Stumped by error from Learn CNN Image Classifier

When running a protocol with the Learn CNN Image Classifier component, I get the following error: 

Input to reshape is a tensor with 371840 values, but the requested shape has 1115520
[[{{node Reshape}}]] [Op:IteratorGetNext]
Traceback (most recent call last):
File "Python Script", line 347, in onProcess
File "Python Script", line 80, in processed_dataset
File "data.py", line 286, in get_one_example
for example in dataset:
File "iterator_ops.py", line 766, in __next__
return self._next_internal()
File "iterator_ops.py", line 749, in _next_internal
ret = gen_dataset_ops.iterator_get_next(
File "gen_dataset_ops.py", line 3016, in iterator_get_next
_ops.raise_from_not_ok_status(e, name)
File "ops.py", line 7164, in raise_from_not_ok_status
raise core._status_to_exception(e) from None # pylint: disable=protected-access
tensorflow.python.framework.errors_impl.InvalidArgumentError: Input to reshape is a tensor with 371840 values, but the requested shape has 1115520
[[{{node Reshape}}]] [Op:IteratorGetNext]

 

After some time with Google it appeared that it might be due to my image sizes (I literally just copied the Melanoma Model Learning and Inference protocol and substituted my own images - if I use the supplied images with the example I can train the model successfully). 

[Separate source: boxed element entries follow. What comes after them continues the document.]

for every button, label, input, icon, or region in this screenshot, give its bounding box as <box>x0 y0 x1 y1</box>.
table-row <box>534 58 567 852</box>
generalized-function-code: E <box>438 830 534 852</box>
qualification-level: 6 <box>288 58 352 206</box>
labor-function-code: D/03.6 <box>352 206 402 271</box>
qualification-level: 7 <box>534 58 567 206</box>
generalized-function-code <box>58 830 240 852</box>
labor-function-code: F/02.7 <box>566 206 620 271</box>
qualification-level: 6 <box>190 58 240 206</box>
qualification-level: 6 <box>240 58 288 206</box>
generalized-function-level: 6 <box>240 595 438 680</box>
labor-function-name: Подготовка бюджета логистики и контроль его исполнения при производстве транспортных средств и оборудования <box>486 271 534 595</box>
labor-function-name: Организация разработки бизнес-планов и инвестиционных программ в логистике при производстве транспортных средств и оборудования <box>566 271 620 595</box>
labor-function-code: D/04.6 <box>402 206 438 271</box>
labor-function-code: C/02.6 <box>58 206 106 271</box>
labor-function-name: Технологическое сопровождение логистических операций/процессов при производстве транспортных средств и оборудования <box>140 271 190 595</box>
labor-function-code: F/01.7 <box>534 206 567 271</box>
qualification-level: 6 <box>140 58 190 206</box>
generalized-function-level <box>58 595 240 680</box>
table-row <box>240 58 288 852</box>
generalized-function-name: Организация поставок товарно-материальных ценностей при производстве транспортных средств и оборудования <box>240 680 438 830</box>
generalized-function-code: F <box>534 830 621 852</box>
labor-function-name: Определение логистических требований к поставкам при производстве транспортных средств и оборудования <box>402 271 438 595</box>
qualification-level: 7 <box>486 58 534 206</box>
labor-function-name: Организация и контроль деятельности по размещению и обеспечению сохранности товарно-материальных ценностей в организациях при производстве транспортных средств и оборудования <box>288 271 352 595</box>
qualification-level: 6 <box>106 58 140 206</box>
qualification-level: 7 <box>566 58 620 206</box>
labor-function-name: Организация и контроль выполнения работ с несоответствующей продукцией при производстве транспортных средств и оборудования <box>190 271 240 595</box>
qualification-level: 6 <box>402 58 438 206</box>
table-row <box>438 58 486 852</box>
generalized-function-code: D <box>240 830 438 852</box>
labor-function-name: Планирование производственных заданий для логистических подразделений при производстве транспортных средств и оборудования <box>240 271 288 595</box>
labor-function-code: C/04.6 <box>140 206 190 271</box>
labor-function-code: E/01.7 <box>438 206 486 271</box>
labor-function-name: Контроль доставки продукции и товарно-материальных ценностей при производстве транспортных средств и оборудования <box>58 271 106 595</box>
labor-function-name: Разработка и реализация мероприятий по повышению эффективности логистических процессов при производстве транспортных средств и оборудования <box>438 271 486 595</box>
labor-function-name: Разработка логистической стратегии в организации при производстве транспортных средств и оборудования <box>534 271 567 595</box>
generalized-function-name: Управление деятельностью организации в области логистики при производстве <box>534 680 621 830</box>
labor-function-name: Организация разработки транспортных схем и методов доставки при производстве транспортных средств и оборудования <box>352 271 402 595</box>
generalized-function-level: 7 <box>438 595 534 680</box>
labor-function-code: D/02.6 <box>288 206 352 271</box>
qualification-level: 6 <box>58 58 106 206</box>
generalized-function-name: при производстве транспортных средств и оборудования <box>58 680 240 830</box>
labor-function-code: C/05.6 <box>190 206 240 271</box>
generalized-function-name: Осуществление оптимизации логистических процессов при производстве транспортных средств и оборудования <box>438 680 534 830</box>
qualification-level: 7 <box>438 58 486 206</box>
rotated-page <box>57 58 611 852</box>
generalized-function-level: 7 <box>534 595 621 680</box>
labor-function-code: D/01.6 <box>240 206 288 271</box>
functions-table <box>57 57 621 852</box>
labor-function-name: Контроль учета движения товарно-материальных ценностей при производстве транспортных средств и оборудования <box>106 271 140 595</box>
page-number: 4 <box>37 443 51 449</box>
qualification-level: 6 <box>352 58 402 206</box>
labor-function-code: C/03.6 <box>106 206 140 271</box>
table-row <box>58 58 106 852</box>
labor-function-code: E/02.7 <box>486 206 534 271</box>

I adjusted the Network Input Layer Width/Height to set it to the size of my images (not positive this was the correct approach, but ... ) and I am now getting: 

invalid literal for int() with base 10: '\\\$(Width/Height)'
Traceback (most recent call last):
File "Python Script", line 292, in onProcess
ValueError: invalid literal for int() with base 10: '\\\$(Width/Height)'

Please advise: 

1 - whether the correct solution to the first error is to adjust this parameter or look somewhere else

2 - how to make this adjustment or where to look, depending on the answer to #1.